What should we do about Jeremy? – A post from July 2016
Everyone has an opinion about Jeremy Corbyn.
I’m trying not to write about my opinion about Jeremy Corbyn, but about how skills derived from the world of coaching and communications might help Jeremy Corbyn.
You might well think that Jeremy Corbyn has people already doing this for him. If he has, arguably, it’s not working.
What might the processes be that could help him?
The first question a coach might explore with Jeremy is ‘What’s the problem?’
Very often, when you’re coaching, you have no idea what the client’s problem is, and no idea of its context. It’s seen as an asset to be unknowing, to have no preconceptions so you can explore with the client what they perceive the challenge to be.
How Jeremy Corbyn perceives his challenges would be enlightening.
At Durham, at the big meeting, and since. Jeremy has told his audiences he feels no pressure, or at least, not in comparison to the pressure of life on the breadline.
It’s an interesting response.
It could easily be filed under the heading of whataboutery, of Jeremy avoiding an awkward question by re-framing it.

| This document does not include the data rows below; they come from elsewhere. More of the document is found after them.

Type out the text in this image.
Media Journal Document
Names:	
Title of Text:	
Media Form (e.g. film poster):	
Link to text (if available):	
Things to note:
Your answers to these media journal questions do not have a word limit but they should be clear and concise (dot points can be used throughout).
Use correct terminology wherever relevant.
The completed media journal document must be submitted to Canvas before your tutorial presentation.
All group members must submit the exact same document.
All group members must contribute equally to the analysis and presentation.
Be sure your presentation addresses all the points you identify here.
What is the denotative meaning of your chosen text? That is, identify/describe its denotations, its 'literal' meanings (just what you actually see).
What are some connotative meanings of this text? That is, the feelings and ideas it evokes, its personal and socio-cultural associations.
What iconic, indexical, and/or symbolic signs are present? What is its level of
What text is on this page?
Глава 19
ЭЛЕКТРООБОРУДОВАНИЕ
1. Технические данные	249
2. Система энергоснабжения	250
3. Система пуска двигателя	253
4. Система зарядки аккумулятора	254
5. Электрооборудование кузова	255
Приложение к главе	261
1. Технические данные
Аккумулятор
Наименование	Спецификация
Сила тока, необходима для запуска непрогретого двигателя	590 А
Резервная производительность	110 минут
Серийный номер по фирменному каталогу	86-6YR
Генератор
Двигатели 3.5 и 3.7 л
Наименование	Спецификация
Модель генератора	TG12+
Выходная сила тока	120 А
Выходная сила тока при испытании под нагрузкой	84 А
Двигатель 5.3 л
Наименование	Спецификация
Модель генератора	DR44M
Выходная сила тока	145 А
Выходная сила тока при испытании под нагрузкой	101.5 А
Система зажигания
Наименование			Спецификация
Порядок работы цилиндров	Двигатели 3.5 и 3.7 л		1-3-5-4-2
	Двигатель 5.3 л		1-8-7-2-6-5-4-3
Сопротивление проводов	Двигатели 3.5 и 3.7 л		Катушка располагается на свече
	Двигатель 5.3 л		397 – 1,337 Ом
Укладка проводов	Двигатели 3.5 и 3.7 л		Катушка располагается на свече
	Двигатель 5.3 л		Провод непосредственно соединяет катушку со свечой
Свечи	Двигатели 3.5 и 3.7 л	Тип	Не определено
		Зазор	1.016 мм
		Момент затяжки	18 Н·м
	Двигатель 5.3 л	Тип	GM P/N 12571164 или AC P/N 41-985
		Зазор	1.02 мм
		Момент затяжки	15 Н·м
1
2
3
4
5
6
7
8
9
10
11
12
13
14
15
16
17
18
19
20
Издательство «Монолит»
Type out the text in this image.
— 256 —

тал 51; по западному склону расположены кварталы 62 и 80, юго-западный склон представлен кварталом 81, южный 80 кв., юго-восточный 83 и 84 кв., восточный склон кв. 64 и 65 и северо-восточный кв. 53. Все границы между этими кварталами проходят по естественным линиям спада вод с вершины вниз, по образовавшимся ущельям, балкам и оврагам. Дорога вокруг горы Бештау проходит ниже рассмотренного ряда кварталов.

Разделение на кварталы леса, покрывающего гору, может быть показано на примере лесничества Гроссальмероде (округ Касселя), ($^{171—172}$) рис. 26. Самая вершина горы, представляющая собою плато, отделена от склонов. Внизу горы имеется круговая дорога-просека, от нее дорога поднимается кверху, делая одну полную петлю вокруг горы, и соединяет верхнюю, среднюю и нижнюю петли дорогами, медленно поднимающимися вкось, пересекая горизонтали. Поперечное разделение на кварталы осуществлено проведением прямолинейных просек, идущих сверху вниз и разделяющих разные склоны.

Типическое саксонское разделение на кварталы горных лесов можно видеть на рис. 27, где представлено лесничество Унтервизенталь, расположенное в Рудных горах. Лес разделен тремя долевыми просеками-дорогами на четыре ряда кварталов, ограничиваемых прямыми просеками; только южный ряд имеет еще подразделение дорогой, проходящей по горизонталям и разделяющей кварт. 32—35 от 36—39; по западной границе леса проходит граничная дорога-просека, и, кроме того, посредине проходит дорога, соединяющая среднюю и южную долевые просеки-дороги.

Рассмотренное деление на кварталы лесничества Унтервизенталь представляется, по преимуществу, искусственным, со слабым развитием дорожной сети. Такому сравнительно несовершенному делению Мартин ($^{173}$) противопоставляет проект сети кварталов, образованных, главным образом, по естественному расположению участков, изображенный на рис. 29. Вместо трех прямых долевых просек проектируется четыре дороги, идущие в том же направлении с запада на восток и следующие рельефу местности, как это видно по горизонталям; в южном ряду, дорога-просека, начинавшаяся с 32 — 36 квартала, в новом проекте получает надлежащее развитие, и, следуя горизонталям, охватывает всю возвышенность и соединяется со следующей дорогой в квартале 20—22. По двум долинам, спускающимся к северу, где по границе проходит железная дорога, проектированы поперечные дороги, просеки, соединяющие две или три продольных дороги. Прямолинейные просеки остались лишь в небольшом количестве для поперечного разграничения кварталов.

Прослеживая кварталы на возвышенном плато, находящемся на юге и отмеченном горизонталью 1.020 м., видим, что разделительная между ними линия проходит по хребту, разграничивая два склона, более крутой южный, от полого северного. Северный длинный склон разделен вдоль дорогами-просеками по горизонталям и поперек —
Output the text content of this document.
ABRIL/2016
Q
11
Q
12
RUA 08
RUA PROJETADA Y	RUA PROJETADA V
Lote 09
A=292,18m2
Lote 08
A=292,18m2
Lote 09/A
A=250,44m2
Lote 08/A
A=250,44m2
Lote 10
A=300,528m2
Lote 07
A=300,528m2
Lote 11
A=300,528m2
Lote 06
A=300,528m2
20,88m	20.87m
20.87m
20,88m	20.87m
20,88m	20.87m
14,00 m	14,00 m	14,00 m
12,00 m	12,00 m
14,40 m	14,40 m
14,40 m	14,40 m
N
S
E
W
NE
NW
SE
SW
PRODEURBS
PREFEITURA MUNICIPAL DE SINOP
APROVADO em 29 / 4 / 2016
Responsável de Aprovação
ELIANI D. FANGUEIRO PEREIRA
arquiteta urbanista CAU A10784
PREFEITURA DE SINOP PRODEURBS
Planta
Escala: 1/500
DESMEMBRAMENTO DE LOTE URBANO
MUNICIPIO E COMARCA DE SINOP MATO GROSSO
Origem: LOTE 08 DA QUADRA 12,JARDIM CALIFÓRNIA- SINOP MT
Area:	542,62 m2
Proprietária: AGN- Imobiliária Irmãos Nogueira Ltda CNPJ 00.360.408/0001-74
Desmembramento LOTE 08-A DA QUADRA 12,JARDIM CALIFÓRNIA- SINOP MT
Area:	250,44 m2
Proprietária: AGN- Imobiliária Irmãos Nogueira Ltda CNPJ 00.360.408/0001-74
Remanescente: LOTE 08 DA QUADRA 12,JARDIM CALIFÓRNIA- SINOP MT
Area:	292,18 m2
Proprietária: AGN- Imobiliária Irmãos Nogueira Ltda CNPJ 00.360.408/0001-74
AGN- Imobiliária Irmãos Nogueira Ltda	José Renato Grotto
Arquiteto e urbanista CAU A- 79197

Don’t ask me about me, he says, look at how other people have to live.
It’s clever, and a sophisticated way of dealing with the awkward question, but a good coach would explore the idea of whether Jeremy should be answering the question about his leadership under pressure. They might invite Jeremy to explore why he doesn’t want to answer the question.
Sometimes, a coach has to challenge as well as to listen.
SImilarly, if Jeremy is surrounded by colleagues who think he isn’t the right person to be leader, it might be interesting to explore with Jeremy why he thinks they think that.
Leadership is always about self-awareness, about knowing why you behave in the way you do, and why others see you in the way they do. A common tool in a conflict situation is to step aside from the ‘He says,she say’ psychodrama of the conflict, and to ask the participants in the conflict what they think motivates the other party, and how they think a third-party might see them both.
Would the third party, the person observing from a chair in the corner of the room, think both parties are to blame? Might they see two parties. each very different, but both behaving badly?
In plain language, what does Jeremy think a voter, looking on, might think about the Labour leadership contest?
A coach might re-frame the dispute in a way designed to make it mundane; not Jeremy and the party at war,but a domestic row where one partner is neurotically anxious about the future, and the other uncommunicative, dismissive almost, convinced that whatever the circumstances, they’re on the right track.
Would a voter see the dispute as the stuff of soap opera, not grand ideas? If they do, something’s gone wrong.
The solution is not to declare one side right or wrong, but to work on communication, and, realistically, on identifying whether the breakdown in relationships is terminal. The longer the row goes on, the more onlookers are expected to take sides, even as they wish they could look away, and the more positions become entrenched..
The first step is for both parties to step back, to admit they might both be in the wrong. Could Jeremy do that? As a coach, if Jeremy couldn’t do that, I’d be in the invidious position of having to discuss with Jeremy whether he can be helped at all.